Parallel Cinema in India has assumed various forms through the years, starting from the neorealism-influenced films of Nehruvian India, through the more politically radical films of the 70s, and the liberal humanist films that are clubbed within independent cinema.
Contrary to the erstwhile mainstream cinema which mainly comprised melodramatic escapades through song and dance sequences, parallel cinema took up issues of social impact, often alluding to the political climate of the country, as well as issues of poverty, and the urban-rural divide. It boasted of handling complicated real-life themes within simple stories and artistic camera work. Mirroring the social issues of the contemporary age, Parallel Cinema borrowed heavily from the Indian literature of the times, and therefore, became an important study of the contemporary Indian society. In fact, it is now used by scholars and historians alike to map the changing demographics and socio-economic as well as political temperament of the Indian populace. Most films made during this period were funded by state governments to promote an authentic art genre from the Indian film fraternity.
Early examples of Indian cinema’s social realist movement include Dharti Ke Lal (1946), a film about the Bengal Famine of 1943 directed and written by Khwaja Ahmad Abbas, and Neecha Nagar (1946), a film directed by Chetan Anand and written by Khwaja Ahmad Abbas that won the Grand Prize at the first Cannes Film Festival. Since then, Indian independent films were frequently in competition for the Palme d’Or at the Cannes Film Festival throughout the 1950s and early 1960s, with some of them winning major prizes at the festival.
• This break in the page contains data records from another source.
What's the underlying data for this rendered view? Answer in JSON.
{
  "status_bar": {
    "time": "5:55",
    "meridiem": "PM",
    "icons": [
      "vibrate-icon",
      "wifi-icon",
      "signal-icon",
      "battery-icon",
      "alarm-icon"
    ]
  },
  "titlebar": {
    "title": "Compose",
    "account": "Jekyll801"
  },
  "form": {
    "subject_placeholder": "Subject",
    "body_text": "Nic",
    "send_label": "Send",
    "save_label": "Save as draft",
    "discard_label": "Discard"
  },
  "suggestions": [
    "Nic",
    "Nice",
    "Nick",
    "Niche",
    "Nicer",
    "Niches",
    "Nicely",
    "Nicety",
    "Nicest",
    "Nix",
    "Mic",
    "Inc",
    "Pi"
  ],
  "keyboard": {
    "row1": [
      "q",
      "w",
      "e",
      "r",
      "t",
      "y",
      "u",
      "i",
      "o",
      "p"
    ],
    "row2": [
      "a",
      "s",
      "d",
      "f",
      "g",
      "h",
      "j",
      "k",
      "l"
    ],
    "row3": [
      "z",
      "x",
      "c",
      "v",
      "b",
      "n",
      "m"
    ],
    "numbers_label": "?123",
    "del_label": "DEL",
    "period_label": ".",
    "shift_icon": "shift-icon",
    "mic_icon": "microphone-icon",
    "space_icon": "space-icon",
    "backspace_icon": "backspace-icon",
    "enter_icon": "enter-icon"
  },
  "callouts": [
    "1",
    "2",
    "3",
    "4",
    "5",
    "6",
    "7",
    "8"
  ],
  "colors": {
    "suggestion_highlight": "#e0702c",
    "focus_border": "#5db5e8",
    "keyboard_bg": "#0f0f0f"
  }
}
Satyajit Ray, one of the most prominent makers of realist cinema in India, shot to fame with his Apu Trilogy, which have been cited among the greatest films of all times.
Having said that, it’s not like these art films did not garner any amount of commercial success. An early example of this was Bimal Roy’s Do Bigha Zamin (1953), which was both a commercial and critical success. The film won the International Prize at the 1954 Cannes Film Festival and paved the way for the Indian New Wave. Hrishikesh Mukherjee, one of Hindi cinema’s most successful filmmakers, was named the pioneer of ‘middle cinema’, and was renowned for making films that reflected the changing middle-class ethos. According to Encyclopædia Britannica, Mukherjee “carved a middle path between the extravagance of mainstream cinema and the stark realism of art cinema”. Another filmmaker to integrate art and commercial cinema was Guru Dutt, whose film Pyaasa (1957) was featured in Time magazine’s ‘All-TIME’ 100 Best Movies list.
However, this kind of cinema, devoid of any formulaic plots comprising fanciful scenes and wish-fulfilment with respect to conventional societal expectations, failed to provide the sensationalism and titillation that the Indian audience sought. Owing to the increasing cost of movie production in the 1990s, parallel cinema started witnessing a decline.
The fact that investment returns cannot be guaranteed, made art films less popular amongst filmmakers. Underworld financing, political and economic turmoil, television and piracy proved to be a fatal threat to parallel cinema as it declined. However, the movement paved the way to an alternative cinematic discourse in the country, eventually led up to the New Wave in Indian Cinema.